Теперь отец велел мне ни при каких обстоятельствах не обращаться за помощью к капитану Обадии. Капитан стареет и, должно быть, впадает в детство, поскольку пытался заключить с отцом какую-то немыслимую сделку (отец не сказал какую). От сделки отец наотрез отказался — не желал, чтобы я попала в заточение. Он так и сказал: «заточение», хотя я тогда не понимала почему. Собственно говоря, я так глубоко погрузилась в легенды о деяниях "Бэском и компании" и в повествования о море (в этом был виноват сам отец), что почти не обратила внимания на его предостережения. Он говорил, что дом на Бэском-Пойнте проклят и мне ни при каких обстоятельствах не следует даже близко к нему подходить. Он назвал тамошних обитателей, но толком ничего о них не рассказал. Вдова бывшего партнера и экономка капитана, Сибилла Маклин. Ее муж принял смерть в море. Осиротевший сын и внучка Маклина тоже жили в доме. Сам капитан женился довольно поздно, и детей у него не было, но, когда я засыпала отца вопросами про жену капитана, он печально покачал головой. Странная женщина, сказал он про нее, она не на своем месте, и в этом доме все ее притесняют. Казалось, отец очень ее жалел, но больше ничего не сказал. Как будто он мог своими туманными отговорками вычеркнуть Бэскомов из моей жизни. Отец не подумал, что сам же своими рассказами распалил мою юную фантазию так, как не распалила бы ни одна книга.

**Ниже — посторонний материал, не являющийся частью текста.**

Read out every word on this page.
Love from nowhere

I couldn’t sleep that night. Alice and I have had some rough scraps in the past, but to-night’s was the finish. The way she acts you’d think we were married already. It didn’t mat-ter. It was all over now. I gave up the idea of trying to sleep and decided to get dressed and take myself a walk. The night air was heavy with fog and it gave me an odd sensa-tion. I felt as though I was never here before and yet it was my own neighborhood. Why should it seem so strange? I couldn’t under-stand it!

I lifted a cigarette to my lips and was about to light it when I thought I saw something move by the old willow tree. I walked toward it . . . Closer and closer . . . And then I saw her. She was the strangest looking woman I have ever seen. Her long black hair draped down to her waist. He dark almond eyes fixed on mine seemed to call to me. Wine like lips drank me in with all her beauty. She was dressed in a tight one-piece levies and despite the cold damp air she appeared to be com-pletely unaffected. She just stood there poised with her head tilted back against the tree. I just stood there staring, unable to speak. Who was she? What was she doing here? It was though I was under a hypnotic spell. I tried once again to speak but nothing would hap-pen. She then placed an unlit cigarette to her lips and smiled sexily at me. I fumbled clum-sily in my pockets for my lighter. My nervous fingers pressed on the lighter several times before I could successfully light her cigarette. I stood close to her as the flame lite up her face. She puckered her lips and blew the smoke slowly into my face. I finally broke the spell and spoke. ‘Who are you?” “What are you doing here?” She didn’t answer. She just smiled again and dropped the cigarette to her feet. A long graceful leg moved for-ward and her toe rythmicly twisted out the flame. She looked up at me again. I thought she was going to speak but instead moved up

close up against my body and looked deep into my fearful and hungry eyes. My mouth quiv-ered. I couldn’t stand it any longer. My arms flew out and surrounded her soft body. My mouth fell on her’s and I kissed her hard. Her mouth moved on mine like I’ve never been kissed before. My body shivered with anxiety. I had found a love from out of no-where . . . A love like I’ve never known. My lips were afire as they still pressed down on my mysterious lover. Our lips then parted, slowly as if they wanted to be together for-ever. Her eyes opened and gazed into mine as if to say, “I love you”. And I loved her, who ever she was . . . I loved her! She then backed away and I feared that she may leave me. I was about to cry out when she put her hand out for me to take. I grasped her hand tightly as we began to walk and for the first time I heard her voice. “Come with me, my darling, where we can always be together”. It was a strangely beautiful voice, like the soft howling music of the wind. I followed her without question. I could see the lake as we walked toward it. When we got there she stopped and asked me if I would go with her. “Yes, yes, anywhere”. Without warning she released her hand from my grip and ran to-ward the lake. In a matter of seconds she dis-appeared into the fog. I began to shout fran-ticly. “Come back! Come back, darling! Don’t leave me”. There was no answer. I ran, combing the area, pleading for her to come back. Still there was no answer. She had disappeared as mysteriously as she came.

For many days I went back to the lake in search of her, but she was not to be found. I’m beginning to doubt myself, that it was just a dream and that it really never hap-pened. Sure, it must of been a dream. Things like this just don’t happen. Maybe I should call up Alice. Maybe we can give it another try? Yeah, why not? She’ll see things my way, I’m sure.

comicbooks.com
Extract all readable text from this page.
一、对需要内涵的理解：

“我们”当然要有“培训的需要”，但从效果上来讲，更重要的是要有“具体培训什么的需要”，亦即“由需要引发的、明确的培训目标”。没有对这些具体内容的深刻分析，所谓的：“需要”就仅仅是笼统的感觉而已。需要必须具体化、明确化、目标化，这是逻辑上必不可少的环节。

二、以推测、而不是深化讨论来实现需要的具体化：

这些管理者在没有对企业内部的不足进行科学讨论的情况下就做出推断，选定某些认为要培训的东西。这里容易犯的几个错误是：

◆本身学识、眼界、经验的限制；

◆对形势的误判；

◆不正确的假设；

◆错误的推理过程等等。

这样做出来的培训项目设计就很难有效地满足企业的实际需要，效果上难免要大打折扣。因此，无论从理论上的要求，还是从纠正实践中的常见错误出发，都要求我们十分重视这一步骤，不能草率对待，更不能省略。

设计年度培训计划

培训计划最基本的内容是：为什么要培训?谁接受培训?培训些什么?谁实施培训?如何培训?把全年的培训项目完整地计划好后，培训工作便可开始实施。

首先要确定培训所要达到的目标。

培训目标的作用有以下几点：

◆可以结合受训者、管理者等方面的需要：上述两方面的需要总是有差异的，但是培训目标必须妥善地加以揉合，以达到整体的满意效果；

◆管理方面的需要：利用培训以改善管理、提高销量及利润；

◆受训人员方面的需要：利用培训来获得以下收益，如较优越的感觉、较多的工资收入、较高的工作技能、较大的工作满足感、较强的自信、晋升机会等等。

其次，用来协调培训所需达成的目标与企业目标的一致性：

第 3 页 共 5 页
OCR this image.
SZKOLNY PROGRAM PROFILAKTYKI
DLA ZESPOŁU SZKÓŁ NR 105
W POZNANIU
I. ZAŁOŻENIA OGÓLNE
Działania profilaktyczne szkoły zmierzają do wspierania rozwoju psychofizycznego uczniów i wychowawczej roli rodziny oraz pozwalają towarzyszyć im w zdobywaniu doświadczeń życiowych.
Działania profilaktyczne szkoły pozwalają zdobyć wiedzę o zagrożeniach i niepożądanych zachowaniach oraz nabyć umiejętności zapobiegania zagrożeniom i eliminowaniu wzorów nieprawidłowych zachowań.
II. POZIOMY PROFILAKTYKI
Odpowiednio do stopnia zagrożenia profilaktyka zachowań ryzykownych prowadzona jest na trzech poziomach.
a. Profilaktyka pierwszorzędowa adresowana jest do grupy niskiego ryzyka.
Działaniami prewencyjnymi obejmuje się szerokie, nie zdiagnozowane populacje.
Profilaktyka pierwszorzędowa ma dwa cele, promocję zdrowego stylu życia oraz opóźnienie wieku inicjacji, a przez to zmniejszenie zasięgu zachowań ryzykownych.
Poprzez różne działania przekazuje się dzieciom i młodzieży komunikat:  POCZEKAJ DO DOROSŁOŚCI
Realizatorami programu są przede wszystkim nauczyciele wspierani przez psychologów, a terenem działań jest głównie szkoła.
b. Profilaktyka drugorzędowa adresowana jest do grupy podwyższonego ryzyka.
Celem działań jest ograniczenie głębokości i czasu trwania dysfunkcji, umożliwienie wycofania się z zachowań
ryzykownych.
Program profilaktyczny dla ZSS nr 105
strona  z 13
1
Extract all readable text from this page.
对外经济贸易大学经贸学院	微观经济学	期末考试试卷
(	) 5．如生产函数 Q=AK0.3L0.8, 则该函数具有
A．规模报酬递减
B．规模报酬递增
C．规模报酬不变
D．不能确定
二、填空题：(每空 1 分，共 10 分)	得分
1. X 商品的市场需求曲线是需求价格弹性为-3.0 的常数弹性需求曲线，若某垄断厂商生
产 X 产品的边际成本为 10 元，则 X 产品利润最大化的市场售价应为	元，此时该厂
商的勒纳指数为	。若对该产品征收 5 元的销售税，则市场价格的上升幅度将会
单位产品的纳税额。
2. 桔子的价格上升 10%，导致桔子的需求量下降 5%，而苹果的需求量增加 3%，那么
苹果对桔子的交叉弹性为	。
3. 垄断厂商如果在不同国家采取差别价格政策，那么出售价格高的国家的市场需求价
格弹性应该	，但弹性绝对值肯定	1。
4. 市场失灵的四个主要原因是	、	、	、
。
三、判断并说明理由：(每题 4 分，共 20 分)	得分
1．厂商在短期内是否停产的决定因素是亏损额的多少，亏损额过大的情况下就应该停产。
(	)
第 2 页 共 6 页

Может, я и послушалась бы его, если бы жизнь сразу же щелкнула меня по носу. Но при тогдашних обстоятельствах слова отца лишь разожгли мое любопытство и не проникли за радужную завесу романтических мечтаний. Всю жизнь я слушала рассказы про семейство Бэскомов, про их корабли и плавания, меня вскормили на героических повестях о чайных клиперах китайской линии — стройных парусниках, крылатых кораблях, при виде которых сердце сжимается от восторга.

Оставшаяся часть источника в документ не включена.